An Event containing event data:

{
  "version": "0",
  "id": "6a7e8feb-b491-4cf7-a9f1-bf3703467718",
  "source-type": "test-aws-event-bridge-sink-connector",
  "detail-type": "topic_name_test_1",
  "source": "aws.ec2",
  "account": "111122223333",
  "time": "2017-12-22T18:43:48Z",
  "region": "us-west-1",
  "resources": [
    "arn:aws:ec2:us-west-1:123456789012:instance/i-1234567890abcdef0"
  ],
  "detail": {
    "data": {
      "instance-id": " i-1234567890abcdef0",
      "state": "terminated"
    }
  }
}

This connector maps the following fields:

  • sourceType: The default value is ${{Connector Name}}.
  • detailType: The default value is ${{Topic Name}}.

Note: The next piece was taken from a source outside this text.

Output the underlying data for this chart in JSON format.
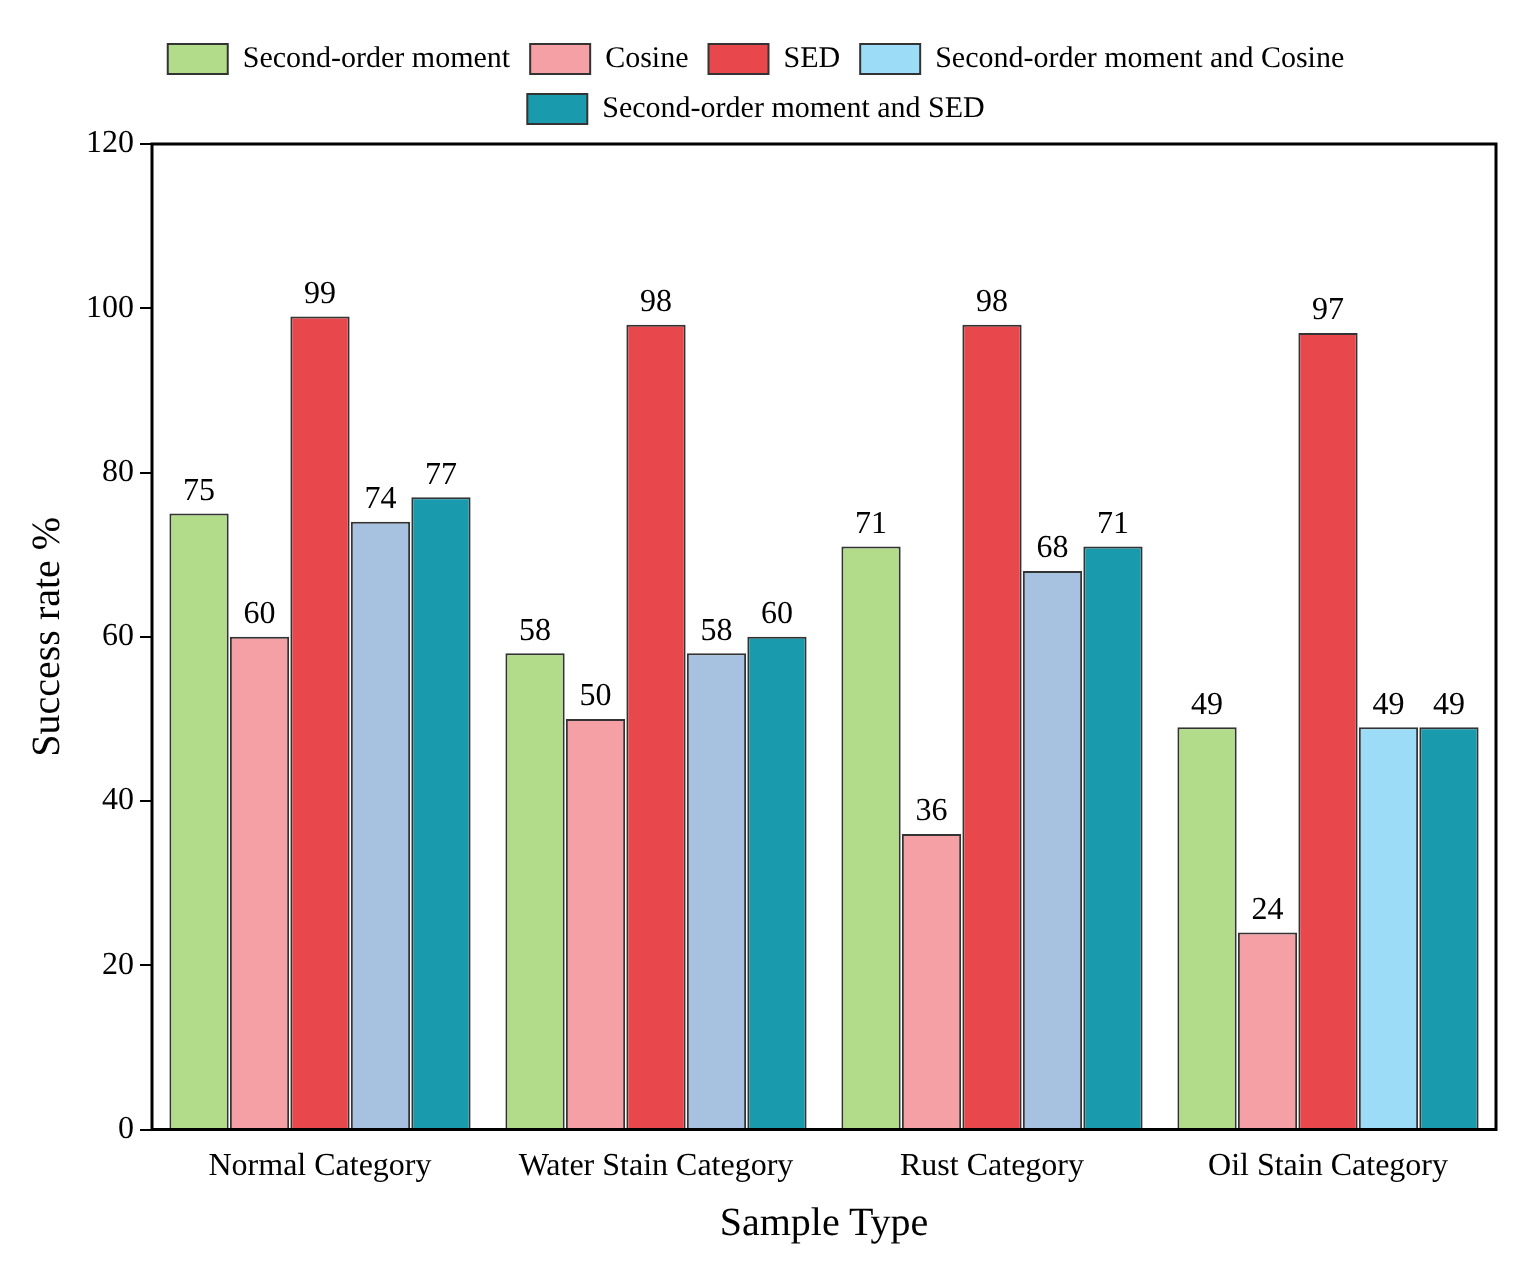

And, this connector supports setting the metadata of Pulsar to every Event (set in the detail field).

You can select the desired metadata through the following configuration:

#
optional: schema_version | partition | event_time | publish_time
#
message_id | sequence_id | producer_name | key | properties
metaDataField = event_time, message_id

An Event containing metadata :

{
  "version": "0",
  "id": "6a7e8feb-b491-4cf7-a9f1-bf3703467718",
  "source-type": "test-aws-event-bridge-sink-connector",
  "detail-type": "topic_name_test_1",
  "source": "aws.ec2",
  "account": "111122223333",
  "time": "2017-12-22T18:43:48Z",
  "region": "us-west-1",
  "resources": [
    "arn:aws:ec2:us-west-1:123456789012:instance/i-1234567890abcdef0"
  ],
  "detail": {
    "data": {
      "instance-id": " i-1234567890abcdef0",
      "state": "terminated"
    },
    "event_time": 789894645625,
    "message_id": "1,1,1"
  }
}

Parallelism

You can configure the parallelism of Sink execution by using the scheduling mechanism of the Function, and multiple sink instances will be scheduled to run on different worker nodes. Multiple sinks will consume messages together according to the configured subscription mode.

Since EventBus doesn't need to guarantee sequentiality, the connectors support the shared subscription model.

To increase the write throughput, you can configure the following:

parallelism = 4

When retainOrdering is set to false, the Shared subscription mode is used.

Batch Put

AWS EventBridge connectors support batch put events, which are mainly controlled by the following three parameters:

  • batchSize: When the buffered message is larger than batchSize, it will trigger flush (put) events. 0 means no trigger.
  • maxBatchBytes: When the buffered message data size is larger than maxBatchBytes, it will trigger flush pending events. This value should be less than 256000 and greater than 0, The default value is 640.
  • batchTimeMs: When the interval from the last flush exceeds batchTimeMs, it will trigger flush pending events. 0 means no trigger.

In addition to these three parameters that control flush behavior, in AWS EventBridge, batches larger than 256KB per write are not allowed. So, when the buffered message is larger than 256KB, it will trigger a flush.

Retry Put

In AWS Event Bridge, about Handling failures with PutEvents, It suggests retrying each error message until it succeeds.

This connector will provide two flow configs for the controller's retry strategy:

maxRetryCount: 100 // Maximum retry send event count, when event send failed.
intervalRetryTimeMs: 1000 //The interval time(milliseconds) for each retry, when event send failed.